The Scene: Lionel Twain's dining room, after the detectives return to find it filled with people though it was empty the moment before.
Milo Perrier: What do you make of all of this, Wang?
Sidney Wang: Is confusing.
Moose Head on the wall: It! It is confusing! Say your goddamned pronouns!
Diane Silver and Inspector Wang have something in common:
Kline claims that his raid on the medical records is motivated by nothing other then the wish to uncover rapes and incest and prosecute the evil doers. I find that I'm confused, though...The end of the movie, and neither I nor anyone else has seen it.
So, let me ask what may be a stupid question: How can Kline use these records to prosecute rapists or child abusers -- if the records do show those crimes -- when the records don't identify the victims? It appears that the only thing Kline can do with these records is possibly, if there's been a crime, prosecute doctors.
Honestly, I do want answers (no kidding here). I know pro-Kline people read this blog, so I ask you: What am I missing?
But what is interesting is how many people are sure whodunnit (his name is "Phill Kline" apparently) when they are only 15 minutes into this mystery.
The facts thus far are that Kline, as part of an investigation, asked a judge to subpoena certain medical records from 2 abortion clinics. That's what we know. We don't know why other than in generalities. We don't know who the records belong to. We don't even know if these are all the records in the investigation (I would bet my bottom dollar that they are not).
Kline's detractors are certain that this is either a) a fishing expedition, b) an attempt to scare women away from getting abortions, or c) a "panty sniffing" (Pandagon's words) exercise to find out who the slutty girls are.
We can rule out "b" because Kline did not publicize the fact that he was going after the records; that was done by the clinics themselves. I think we can rule out "c" as well, because there are no names (yet) and there are easier ways to find loose women than asking the court to vet them for you.

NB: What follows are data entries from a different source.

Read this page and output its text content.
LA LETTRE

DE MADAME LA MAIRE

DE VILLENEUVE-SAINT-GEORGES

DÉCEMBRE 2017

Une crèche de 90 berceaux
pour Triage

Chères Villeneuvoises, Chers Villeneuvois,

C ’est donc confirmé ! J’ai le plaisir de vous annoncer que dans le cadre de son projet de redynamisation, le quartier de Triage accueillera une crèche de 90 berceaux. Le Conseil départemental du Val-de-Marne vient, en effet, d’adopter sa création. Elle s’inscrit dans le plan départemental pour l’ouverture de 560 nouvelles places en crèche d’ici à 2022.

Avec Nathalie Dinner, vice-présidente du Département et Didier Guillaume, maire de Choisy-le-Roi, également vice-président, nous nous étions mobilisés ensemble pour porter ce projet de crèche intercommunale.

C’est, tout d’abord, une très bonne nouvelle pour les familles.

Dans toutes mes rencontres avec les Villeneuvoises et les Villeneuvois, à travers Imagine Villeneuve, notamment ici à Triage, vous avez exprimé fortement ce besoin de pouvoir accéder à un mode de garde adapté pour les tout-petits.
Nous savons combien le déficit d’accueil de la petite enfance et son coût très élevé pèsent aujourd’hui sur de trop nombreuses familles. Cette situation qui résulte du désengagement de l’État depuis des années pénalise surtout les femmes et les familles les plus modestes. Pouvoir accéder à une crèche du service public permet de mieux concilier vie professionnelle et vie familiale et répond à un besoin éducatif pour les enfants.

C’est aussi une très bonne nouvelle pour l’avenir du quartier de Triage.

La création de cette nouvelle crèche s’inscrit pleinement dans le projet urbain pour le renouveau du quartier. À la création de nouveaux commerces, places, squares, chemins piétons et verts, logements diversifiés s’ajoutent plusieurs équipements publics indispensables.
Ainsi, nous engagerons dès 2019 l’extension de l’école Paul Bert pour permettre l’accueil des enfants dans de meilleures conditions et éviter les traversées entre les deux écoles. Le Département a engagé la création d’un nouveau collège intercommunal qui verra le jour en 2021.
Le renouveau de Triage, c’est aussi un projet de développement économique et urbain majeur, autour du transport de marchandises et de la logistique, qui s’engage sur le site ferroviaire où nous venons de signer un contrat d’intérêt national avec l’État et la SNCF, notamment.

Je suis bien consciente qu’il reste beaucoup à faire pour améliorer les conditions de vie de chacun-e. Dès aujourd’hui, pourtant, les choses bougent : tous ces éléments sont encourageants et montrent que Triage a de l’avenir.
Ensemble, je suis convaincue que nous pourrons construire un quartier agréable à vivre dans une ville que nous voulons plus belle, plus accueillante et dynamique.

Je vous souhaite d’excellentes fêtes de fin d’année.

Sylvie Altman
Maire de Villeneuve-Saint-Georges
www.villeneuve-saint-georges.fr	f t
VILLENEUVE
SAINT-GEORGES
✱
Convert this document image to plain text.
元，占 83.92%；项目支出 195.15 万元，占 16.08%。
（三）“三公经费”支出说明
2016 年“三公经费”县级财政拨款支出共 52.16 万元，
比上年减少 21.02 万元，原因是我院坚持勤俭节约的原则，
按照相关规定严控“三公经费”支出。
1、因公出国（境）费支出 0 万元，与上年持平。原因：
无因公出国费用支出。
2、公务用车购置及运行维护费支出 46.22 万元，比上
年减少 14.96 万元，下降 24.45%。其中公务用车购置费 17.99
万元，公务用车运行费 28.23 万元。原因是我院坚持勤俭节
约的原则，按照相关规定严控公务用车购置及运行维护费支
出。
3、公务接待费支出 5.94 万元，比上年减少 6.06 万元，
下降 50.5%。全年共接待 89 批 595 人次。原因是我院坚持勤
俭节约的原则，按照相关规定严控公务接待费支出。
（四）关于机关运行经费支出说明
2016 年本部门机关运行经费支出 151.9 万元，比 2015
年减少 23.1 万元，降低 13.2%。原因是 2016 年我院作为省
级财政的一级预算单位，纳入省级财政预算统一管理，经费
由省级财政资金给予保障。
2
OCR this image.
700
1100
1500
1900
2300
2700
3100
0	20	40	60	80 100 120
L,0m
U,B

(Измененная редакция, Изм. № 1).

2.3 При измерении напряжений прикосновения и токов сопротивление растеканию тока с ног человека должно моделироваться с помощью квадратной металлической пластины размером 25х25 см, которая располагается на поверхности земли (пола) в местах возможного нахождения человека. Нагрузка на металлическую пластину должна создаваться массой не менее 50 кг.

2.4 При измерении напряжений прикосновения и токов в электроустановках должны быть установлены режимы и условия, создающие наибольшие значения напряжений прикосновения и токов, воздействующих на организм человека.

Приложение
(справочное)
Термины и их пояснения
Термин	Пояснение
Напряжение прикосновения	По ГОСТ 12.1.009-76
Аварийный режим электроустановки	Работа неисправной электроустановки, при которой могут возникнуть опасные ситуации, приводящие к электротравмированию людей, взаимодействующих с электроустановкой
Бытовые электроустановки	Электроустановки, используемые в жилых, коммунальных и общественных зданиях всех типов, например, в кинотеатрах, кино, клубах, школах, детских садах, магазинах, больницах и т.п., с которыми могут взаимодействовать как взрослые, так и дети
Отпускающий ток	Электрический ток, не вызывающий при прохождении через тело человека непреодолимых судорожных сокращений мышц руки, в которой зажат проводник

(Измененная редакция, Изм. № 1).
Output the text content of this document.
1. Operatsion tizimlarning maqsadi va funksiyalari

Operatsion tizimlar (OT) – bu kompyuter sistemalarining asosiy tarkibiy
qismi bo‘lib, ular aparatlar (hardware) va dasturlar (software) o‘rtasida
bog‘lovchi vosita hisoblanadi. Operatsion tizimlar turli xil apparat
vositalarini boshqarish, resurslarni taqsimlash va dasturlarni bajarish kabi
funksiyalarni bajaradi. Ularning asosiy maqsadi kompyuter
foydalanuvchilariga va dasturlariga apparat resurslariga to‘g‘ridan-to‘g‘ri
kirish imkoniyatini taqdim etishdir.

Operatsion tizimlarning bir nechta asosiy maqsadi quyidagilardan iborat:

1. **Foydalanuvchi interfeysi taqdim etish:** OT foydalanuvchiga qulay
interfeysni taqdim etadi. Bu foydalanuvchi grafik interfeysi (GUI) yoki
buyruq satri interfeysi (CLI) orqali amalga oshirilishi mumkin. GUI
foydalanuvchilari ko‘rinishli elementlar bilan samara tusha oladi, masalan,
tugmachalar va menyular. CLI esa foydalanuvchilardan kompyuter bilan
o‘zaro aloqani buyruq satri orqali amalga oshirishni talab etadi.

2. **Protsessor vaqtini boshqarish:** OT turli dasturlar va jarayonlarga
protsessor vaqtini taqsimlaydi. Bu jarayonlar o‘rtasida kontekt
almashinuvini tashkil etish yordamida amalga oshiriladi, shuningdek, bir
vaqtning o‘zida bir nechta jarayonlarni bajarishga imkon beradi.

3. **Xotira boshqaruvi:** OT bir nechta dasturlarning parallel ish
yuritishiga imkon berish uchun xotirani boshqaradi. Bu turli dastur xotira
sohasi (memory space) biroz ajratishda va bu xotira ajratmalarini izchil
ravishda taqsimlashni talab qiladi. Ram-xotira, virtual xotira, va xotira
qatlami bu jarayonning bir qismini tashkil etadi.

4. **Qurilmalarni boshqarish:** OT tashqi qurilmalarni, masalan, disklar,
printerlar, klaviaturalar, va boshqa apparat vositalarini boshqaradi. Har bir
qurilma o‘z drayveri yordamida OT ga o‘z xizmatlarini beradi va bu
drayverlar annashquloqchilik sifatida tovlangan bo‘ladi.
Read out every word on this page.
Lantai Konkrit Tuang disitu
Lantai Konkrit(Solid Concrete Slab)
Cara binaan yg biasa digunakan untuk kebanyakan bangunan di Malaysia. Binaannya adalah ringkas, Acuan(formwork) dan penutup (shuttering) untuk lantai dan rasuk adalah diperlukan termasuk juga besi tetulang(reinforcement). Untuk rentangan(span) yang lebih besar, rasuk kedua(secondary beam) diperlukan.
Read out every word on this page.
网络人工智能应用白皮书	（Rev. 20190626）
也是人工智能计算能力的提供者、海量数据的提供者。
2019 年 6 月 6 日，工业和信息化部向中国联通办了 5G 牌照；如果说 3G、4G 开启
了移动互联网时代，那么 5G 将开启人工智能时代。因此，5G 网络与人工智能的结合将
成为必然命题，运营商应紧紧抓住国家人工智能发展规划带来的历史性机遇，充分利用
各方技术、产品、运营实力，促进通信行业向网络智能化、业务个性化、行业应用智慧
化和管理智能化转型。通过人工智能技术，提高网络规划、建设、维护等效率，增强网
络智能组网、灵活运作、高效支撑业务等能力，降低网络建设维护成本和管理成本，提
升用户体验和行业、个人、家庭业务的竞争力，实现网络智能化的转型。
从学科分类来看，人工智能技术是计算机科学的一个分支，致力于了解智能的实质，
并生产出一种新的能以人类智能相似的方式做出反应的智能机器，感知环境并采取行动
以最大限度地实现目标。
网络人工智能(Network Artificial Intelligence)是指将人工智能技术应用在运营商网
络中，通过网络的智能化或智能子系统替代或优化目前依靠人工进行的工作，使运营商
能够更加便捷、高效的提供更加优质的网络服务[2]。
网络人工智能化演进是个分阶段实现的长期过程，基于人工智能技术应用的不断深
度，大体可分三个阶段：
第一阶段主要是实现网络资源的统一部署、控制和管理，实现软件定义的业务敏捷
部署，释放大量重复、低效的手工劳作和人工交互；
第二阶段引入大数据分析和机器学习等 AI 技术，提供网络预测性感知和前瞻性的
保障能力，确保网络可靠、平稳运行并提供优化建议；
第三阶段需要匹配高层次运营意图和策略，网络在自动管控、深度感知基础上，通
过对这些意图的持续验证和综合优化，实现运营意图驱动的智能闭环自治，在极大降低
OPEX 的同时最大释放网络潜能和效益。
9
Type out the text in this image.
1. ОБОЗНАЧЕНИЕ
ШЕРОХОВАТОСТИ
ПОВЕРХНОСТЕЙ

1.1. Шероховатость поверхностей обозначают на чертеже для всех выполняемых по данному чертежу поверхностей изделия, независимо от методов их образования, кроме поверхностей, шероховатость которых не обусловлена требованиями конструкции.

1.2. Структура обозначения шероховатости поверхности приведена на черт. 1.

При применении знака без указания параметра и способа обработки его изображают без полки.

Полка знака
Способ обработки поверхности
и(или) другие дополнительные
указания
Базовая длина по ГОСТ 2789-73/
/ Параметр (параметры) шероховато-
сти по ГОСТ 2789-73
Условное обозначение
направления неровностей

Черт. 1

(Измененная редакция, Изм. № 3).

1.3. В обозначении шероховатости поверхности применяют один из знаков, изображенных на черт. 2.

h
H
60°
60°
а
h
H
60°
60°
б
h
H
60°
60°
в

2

That leaves "a," which is of course possible but unlikely given the oversight functions of several levels of courts. None of the motives assigned by his critics are very likely - though they play well in the paper.
When I worked in Kline's office I talked to Ms. Silver, who was covering the statehouse for the Wichita Eagle at the time. I don't recall the conversation, only her name, so I don't know if I ever explained ABA Rule 3.6, which states with enumerated exceptions that an attorney (and that includes his spokesman, me) "shall not make an extrajudicial statement that the lawyer knows or reasonably should know will be disseminated by means of public communication and will have a substantial likelihood of materially prejudicing an adjudicative proceeding in the matter."
In Kline's office, Rule 3.6 meant we did not talk about investigations, period. We didn't say that there was an investigation taking place, who was being investigated for what, what we were looking for or where we were looking. Under Kline's office rules we usually said exactly nothing, much to the frustration of Ms. Silver's compatriots who were often well along a hot trail. Kline has talked about this investigation in generalities - after it became public by the actions of those being investigated - breaking his own rules in doing so (being the guy who made the office rules, he can do that). But even he can't break Rule 3.6 without getting into the lawyerly equivalent of hot water, so what he can say is necessarily limited as well. That explains why he has spoken only in generalities and why there are so many questions he will not answer publicly.
I said all that to say this: the only people who know the intended use of the records being collected are Phill Kline, the judge who issued the subpoena, the Assistant AG and team actually performing the investigation, and possibly the Kansas Supremes, and none of them are going to say, can say, for various legally-defined reasons. But a judge has reviewed the request using proper legal criteria and believes that Kline has presented sufficient legal evidence that a crime has occurred to subpoena records that might lead to an indictment. It's the judge overseeing the investigation who needs to be convinced of the veracity of the case, not the press, not me, certainly not the editorial board of the Los Angeles Times. Eventually maybe a jury will, but that must wait until the final scene. That's how prosecutions are supposed to work.
Everyone else who thinks they know exactly why these records are wanted, what information Kline and his investigators hope to get from them, even precisely what is being investigated and how, doesn't know dick. Everyone, on either side, is simply guessing. "Is confusing," because we don't know the facts and won't know them until Lionel Twain reveals that he is indeed the world's greatest living detective and the credits roll.